Besides combining the six major public knowledge bases of Wikipedia, Wikidata, schema.org, DBpedia, GeoNames, and OpenCyc, KBpedia includes mappings to more than a score of additional leading vocabularies. The entire KBpedia structure is computable, meaning it can be reasoned over and logically sliced-and-diced to produce training sets and reference standards for machine learning and data interoperability. KBpedia provides a coherent overlay for retrieving and organizing Wikipedia or Wikidata content. KBpedia greatly reduces the time and effort traditionally required for knowledge-based artificial intelligence (KBAI) tasks. KBpedia was first released in October 2016 with some open source aspects, and was made fully open in 2018. KBpedia is sponsored by Cognonto Corporation.

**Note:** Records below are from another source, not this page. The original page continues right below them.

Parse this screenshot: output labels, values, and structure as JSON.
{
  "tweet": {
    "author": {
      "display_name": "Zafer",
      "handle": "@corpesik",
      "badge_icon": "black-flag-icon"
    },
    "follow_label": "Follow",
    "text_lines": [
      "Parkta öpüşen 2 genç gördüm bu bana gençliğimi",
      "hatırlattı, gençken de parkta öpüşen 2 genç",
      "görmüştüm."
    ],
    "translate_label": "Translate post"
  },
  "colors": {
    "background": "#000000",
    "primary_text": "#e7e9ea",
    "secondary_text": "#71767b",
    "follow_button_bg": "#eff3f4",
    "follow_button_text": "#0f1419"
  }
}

The KBpedia Web site provides a working KBpedia explorer and demo of how the system may be applied to local content for tagging or analysis. KBpedia splits between entities and concepts, on the one hand, and splits in predicates (or relations) based on attributes, external relations, and pointers or indexes, all informed by Charles Peirce‘s prescient theories of knowledge representation. Mappings to all external sources are provided in the linkages to the external resources file in the KBpedia downloads. (A larger inferred version is also available.) The external sources keep their own record files. KBpedia distributions provide the links. However, you can access these entities through the KBpedia explorer on the project’s Web site (see these entity examples for cameras, cakes, and canyons; clicking on any of the individual entity links will bring up the full instance record. Such reachthroughs are straightforward to construct.) See further the Github site for further downloads. All resources are available under the Creative Commons Attribution 4.0 International (CC BY 4.0) license.